En la Nueva España, al asumir el poder, los virreyes se comprometían a obtener buen recaudo, administración y cobranza de la Real Hacienda. Se les obligaba también a dar cuenta del estado particular de sus gobiernos y remitir la información necesaria, por lo que no podían presentar generalidades.
Para ello, se implementaron los primeros mecanismos de control del poder. Por ejemplo, al terminar su encargo el Virrey debía entregar a su sucesor todos los despachos, órdenes, cartas y cédulas que hubiera recibido durante su administración, y si no lo hacía, se le negaba el salario del último año.
Otra medida fue la obligación de los funcionarios de presentar el inventario de sus bienes antes de acceder al cargo. Se creó también la institución del juicio de residencia, el mecanismo más importante durante la época colonial, que obligaba a los funcionarios a permanecer en el lugar donde habían ejercido sus funciones, por entre treinta y cincuenta días y cuyo objetivo primordial era evitar la corrupción porque lo perseguido con mayor rigor fueron las infracciones en perjuicio de la Real Hacienda.
Dicho juicio consistía en una revisión a que se sometía a cualquier oficial de la Corona, bien fuera al finalizar su cargo o en cualquier momento del ejercicio. Algunos Virreyes y oficiales fueron residenciados después de muertos, si se aducían causas graves en su actitud y desempeño. Uno de los primeros juicios de residencia en la Nueva España fue el que se le siguió a Hernán Cortés, en julio de 1526. Es decir, nadie escapaba.
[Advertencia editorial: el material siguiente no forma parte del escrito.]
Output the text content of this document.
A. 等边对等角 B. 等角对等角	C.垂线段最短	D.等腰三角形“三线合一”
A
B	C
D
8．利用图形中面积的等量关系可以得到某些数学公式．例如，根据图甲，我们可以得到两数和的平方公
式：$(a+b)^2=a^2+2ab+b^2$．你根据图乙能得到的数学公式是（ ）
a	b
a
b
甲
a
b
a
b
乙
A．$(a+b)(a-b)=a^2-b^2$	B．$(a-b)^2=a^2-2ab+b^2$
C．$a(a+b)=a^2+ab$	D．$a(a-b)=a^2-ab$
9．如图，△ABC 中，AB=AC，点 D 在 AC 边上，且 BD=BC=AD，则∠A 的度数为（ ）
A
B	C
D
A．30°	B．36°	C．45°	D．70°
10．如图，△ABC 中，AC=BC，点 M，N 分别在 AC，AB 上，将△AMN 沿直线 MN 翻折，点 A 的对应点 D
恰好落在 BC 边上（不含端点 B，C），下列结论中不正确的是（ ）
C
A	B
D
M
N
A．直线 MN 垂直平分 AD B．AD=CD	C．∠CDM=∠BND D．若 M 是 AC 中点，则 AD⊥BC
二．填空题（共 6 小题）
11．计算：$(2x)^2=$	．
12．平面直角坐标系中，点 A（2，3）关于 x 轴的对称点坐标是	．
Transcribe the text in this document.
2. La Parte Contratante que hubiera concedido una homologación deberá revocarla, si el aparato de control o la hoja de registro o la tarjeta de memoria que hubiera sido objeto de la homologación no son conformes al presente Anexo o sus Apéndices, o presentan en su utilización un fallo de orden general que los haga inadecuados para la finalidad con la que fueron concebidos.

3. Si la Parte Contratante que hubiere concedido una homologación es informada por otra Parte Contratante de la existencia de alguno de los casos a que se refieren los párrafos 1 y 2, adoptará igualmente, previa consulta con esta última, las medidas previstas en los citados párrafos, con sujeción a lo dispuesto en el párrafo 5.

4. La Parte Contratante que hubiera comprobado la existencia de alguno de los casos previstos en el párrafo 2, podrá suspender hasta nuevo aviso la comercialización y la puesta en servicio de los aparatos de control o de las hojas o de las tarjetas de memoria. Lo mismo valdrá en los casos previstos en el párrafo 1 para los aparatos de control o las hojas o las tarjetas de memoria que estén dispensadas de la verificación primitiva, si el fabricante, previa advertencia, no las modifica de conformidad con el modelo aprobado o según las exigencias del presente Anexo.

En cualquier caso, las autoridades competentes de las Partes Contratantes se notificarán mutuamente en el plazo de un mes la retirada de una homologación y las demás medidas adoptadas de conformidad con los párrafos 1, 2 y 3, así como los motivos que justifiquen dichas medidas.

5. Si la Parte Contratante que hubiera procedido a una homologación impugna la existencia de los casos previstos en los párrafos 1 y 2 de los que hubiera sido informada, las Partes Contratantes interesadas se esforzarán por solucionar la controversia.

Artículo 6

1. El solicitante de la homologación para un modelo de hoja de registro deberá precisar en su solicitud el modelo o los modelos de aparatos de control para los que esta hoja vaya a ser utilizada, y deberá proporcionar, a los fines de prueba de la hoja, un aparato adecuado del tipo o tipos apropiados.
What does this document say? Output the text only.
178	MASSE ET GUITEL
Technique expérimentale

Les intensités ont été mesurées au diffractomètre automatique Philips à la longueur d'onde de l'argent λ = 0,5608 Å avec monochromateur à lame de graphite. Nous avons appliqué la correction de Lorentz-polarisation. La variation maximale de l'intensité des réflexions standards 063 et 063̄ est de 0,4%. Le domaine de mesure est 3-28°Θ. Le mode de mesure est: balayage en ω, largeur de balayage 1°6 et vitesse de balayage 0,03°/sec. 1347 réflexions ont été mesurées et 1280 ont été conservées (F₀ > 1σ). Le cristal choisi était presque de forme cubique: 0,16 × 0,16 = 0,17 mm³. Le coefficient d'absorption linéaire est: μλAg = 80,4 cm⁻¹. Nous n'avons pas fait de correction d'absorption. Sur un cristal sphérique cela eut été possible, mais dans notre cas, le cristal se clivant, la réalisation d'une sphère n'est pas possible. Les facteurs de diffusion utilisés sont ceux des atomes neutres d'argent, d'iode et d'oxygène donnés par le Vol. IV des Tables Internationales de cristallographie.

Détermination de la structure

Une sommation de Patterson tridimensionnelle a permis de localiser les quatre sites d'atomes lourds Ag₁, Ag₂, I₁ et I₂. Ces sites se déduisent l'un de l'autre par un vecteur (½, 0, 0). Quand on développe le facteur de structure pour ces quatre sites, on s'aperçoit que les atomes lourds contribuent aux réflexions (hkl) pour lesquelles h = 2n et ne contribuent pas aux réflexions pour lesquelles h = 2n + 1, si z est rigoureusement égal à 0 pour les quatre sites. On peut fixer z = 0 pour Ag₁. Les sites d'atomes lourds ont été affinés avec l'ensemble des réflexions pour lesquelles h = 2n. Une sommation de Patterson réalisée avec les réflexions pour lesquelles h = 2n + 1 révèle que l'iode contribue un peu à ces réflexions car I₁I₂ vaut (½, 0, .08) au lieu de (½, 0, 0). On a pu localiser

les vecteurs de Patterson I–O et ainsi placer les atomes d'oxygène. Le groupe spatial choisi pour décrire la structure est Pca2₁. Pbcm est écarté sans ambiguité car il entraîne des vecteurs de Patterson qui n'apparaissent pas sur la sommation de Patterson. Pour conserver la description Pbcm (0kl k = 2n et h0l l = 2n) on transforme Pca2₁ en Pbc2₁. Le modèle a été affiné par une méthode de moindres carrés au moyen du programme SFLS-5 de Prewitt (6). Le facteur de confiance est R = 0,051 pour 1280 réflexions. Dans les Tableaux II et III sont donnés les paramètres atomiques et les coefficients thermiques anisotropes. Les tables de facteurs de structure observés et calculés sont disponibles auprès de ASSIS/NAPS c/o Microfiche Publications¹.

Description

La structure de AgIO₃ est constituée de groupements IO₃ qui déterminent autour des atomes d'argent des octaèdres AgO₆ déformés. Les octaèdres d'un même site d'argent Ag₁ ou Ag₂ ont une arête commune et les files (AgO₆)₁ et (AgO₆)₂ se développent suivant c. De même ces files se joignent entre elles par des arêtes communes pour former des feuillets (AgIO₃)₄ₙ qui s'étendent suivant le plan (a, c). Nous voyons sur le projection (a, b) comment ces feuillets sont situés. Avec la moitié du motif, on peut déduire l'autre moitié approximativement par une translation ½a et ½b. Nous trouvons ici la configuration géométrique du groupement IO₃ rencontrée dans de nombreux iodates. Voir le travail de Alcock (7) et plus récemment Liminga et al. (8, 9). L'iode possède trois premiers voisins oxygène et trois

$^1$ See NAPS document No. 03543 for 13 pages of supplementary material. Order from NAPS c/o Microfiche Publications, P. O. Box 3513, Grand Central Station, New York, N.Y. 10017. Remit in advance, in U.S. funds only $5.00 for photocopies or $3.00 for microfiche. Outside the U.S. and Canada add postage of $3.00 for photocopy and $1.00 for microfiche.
El despliegue de este juicio implicaba dos procedimientos: uno secreto, en el que el juez analizaba el desempeño del enjuiciado de acuerdo a su ejercicio público, su moral y su vida privada; y otro público: en donde cualquier particular que se consideraba agraviado podía promover querella, aunque debía presentar una fianza que perdía en caso de no probar su dicho, con lo que se evitaban las falsas acusaciones, venganzas personales o envidias.
A casi todos los Virreyes residenciados se les absolvió y felicitó. Sin embargo, hubo algunos que eran mal vistos por los jueces o que éstos, queriendo demostrar un celo exagerado de su misión, llevaron sus juicios a desproporciones y abusos. Las penas que solían imponer eran la pecuniaria, la inhabilitación temporal o perpetua y el destierro. Este juicio contuvo el abuso de los funcionarios públicos, ya que sabían que, una vez terminado su servicio quedaban expuestos a las denuncias de los gobernados y a la acción de la justicia. ¡A leer!